Dez glanced down at Fiearius, presumably for help, but he seemed entirely focused on ensuring oxygen made it in and out of his lungs. So Dez sighed. “Doctor, you have to trust me.”
Leta crossed her arms over her chest. “I don’t.”
“I know.” Dez frowned. “I know. But you need to. Any minute, the Ellegian fleet is going to return and Carthis, your friends, are going to lose this battle. Let me go and I can stop that from happening. I can end this.”
“If you’re suddenly so noble, then I’ll come with you,” Leta seethed. “I’d love to see this great save-the-world plan of yours in action.”

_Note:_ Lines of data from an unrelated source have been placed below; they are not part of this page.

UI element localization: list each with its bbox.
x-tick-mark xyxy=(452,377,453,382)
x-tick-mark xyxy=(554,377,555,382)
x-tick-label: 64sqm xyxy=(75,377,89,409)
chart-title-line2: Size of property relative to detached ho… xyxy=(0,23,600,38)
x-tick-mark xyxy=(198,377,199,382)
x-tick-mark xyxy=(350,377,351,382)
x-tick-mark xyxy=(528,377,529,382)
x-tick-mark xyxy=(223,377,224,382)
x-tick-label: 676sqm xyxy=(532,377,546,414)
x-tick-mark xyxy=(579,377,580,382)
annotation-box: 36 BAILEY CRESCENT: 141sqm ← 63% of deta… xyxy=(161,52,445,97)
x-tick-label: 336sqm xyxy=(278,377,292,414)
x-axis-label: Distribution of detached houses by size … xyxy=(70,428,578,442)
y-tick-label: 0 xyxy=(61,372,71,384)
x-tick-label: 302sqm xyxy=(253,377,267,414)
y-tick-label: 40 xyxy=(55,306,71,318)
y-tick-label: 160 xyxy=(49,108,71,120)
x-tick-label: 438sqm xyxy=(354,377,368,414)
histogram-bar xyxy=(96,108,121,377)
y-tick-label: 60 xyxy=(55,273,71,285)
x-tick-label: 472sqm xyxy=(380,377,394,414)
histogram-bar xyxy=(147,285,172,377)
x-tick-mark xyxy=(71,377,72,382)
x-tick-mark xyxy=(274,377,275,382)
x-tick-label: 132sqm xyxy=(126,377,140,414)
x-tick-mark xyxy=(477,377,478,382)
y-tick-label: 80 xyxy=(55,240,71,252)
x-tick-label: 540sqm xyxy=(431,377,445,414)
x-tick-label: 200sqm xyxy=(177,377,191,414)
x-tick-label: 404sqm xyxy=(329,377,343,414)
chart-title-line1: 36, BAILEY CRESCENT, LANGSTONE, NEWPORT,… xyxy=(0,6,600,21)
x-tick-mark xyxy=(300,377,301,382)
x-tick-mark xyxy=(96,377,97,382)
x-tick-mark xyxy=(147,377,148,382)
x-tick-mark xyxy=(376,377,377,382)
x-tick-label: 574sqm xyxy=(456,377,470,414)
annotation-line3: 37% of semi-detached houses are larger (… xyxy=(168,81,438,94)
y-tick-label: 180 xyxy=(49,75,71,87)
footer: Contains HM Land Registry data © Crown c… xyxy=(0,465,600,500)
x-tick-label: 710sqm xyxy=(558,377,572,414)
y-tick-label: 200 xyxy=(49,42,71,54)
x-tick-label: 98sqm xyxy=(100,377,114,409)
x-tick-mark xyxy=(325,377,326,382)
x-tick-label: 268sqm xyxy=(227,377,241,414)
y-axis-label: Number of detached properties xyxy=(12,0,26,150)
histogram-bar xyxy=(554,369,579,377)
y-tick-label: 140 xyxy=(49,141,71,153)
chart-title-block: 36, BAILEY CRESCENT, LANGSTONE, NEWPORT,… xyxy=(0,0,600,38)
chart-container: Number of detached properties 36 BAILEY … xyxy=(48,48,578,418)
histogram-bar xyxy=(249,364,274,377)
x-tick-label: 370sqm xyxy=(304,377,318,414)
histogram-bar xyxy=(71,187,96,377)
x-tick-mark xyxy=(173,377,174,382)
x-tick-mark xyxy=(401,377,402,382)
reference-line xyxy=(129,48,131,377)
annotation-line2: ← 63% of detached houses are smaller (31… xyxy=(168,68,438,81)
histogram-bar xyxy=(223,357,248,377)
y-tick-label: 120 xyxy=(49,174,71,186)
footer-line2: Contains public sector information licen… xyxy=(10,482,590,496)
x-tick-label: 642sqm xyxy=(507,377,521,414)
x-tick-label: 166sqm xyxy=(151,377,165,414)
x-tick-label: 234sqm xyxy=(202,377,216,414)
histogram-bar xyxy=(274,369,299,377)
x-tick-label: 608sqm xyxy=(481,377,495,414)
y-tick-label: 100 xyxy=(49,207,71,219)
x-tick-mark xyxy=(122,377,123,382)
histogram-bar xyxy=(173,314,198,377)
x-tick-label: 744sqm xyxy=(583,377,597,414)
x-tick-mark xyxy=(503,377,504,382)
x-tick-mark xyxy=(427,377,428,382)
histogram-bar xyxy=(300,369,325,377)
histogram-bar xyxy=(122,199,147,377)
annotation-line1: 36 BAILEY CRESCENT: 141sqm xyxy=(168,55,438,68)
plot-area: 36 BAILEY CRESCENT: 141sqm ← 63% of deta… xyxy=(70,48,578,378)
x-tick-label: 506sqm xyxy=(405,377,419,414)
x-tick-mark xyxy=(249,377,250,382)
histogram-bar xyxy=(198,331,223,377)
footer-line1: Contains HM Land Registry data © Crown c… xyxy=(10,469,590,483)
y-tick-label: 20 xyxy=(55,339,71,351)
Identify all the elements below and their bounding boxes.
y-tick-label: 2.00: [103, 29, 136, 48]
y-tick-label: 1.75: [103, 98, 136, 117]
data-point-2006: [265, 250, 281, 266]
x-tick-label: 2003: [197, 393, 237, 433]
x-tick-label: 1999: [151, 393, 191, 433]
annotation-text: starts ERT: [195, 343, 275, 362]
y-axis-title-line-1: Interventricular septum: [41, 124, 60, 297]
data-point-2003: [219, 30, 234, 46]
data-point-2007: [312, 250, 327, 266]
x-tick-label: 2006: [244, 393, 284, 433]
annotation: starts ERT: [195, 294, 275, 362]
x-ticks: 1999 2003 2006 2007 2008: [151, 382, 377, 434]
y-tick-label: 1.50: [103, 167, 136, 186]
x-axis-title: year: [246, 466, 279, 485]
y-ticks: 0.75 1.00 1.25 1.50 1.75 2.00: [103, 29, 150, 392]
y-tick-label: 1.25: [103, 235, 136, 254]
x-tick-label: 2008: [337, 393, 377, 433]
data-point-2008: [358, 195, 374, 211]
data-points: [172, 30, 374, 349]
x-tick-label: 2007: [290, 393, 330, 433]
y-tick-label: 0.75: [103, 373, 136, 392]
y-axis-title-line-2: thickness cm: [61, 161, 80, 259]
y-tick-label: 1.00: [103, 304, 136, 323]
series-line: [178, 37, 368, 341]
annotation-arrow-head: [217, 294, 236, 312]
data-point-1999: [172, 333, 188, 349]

Dez’s clenched fists told her just how much he was losing his patience. “You have a more important task to attend to.” He gestured at Fiearius lying against the wall, those breaths of his coming shorter and shorter. “Doctor, please. Get him out of here, keep him alive. I swear to you, upon whatever you need me to swear on, what I do here today is nothing you yourself would not do, and as soon as I’m able, as soon as we can ensure Carthis’ ignorance of it, I’ll return the chip to Fiearius. You have my absolute solemn word.”
Leta didn’t like this. Of all of Fiearius’ colleagues and criminals, even those who she’d seen firsthand do terrible, brutal things, Dez was still the one she trusted least. He was the man who, no matter what side he seemed currently aligned with, appeared likely to jump to the other at any moment. How many times had he betrayed Fiearius? How many more would he? And yet as Leta stood there across the hall from him and growled, “Your word doesn’t mean a hell of a lot,” she realized he was right when he shrugged and replied, “What other choice do you have?”
As if on cue, a blast of wind swept through the hallway, so strong that Leta had to shield her face from it. When it died down and she looked up, a small Carthian shuttle was carefully hovering in place just outside the wall, its ramp already open and an emergency team rushing out into the hall. And Dez? Gone.
Praying with every ounce of faith she had left that just this once, Dez was telling the truth, Leta turned from the doorway and hurried back to Fiearius’ side to help the medical team get him aboard and get him to safety. After all, if she wanted Fiearius to live, if she wanted Carthis to stay in the dark about the CID and about Dez, if she wanted this alliance to continue? What other choice did she have?